VIDEO: Uspa, Emong remind us of Uganda’s talent

David Emong wins Uganda's first ever Paralympic Gold Medal

What you need to know:

  • The issue: Inadequate support for sports.
  • Our view: Sports facilities have been routinely replaced by shopping malls as government also looks on while competitors fail to raise funds for events. This excellence we see today is a cover up for numerous flaws.

On Friday night, sports journalists under their umbrella organisation, Uganda Sports Press Association (Uspa), honoured the best performers from last year.
Uganda Cranes’ goalkeeper Denis Onyango beat off competition from athlete David Emong and rugby’s Philip Wokorach for the top award – the sports personality of the year.
That was the icing sugar to an already sweet cake that saw Onyango lead Uganda back to the Africa Cup of Nations after 39 years and winning the Caf Champions League.
In the latter case, he became the first Ugandan to win the biggest prize in African club football when he did so with his South African side Mamelodi Sundowns last October.
As Onyango was hosted on NTV’s flagship news programme, NTV Tonight on Saturday night, Emong, who missed the Uspa gala, was competing miles away in London.


Emong ‘made up’ for missing out on the Uspa gong by winning Uganda’s first Gold at the World Para Athletics Championship to add to the Silver he won at Paralympics last year.
He is making the T46 1500m race his own.
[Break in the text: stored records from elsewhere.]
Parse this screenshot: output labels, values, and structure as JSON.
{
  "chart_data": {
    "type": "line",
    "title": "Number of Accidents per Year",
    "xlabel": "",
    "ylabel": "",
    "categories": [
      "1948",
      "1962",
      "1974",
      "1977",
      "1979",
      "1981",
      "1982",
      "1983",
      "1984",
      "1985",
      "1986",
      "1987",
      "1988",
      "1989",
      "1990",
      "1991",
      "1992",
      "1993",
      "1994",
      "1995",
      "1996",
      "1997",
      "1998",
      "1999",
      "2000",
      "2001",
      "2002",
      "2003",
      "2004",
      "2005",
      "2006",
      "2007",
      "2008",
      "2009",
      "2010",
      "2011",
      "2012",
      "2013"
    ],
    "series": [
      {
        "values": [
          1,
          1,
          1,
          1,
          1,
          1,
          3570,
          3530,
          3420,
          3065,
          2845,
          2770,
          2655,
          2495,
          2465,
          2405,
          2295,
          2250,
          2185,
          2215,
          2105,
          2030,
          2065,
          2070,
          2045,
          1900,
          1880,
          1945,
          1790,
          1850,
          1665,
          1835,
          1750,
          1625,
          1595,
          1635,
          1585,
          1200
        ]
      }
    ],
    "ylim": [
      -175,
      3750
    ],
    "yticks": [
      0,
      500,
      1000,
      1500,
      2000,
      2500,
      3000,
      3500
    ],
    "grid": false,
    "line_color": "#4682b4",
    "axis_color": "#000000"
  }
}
This kind of excellence has become routine, but not expected, for Ugandan sports.


Early this year, Jacob Kiplimo won Uganda’s first Gold at the World Cross Country Championships while netball’s She Cranes won the Africa Netball Championship et al.
However, the cup is not even close to half full. The country still has extreme inadequacies in sports as cited by Uspa president Sabitti Muwanga during the gala.
In his speech directed towards the chief guest, Maj Gen Muhoozi Kainerugaba, the Special Presidential Advisor on Special Operations, Muwanga laid the eternal cries of this subsector.


He noted that sportsmen and women work in tough conditions with low funding and government still views sports as a non-funded priority even though the sector is a big industry the country is failing to exploit.
Recently, the national boxing team travelled to Congo Brazzaville for a continental tournament where Muzamir Kakande won Gold without many of the basics.


During training, they struggled for meals while Uganda Boxing Federation (UBF) sent them to ‘forests’ without any certainties about their accommodation in a foreign land.
The only reason why Emong is the only known Paralympian today is because this country couldn’t afford to send three others who had accumulated the required qualification standards.
Sports facilities have been routinely replaced by shopping malls as government also looks on while competitors fail to raise funds for events.


This excellence we see today is often a cover up for the numerous flaws that need to be addressed.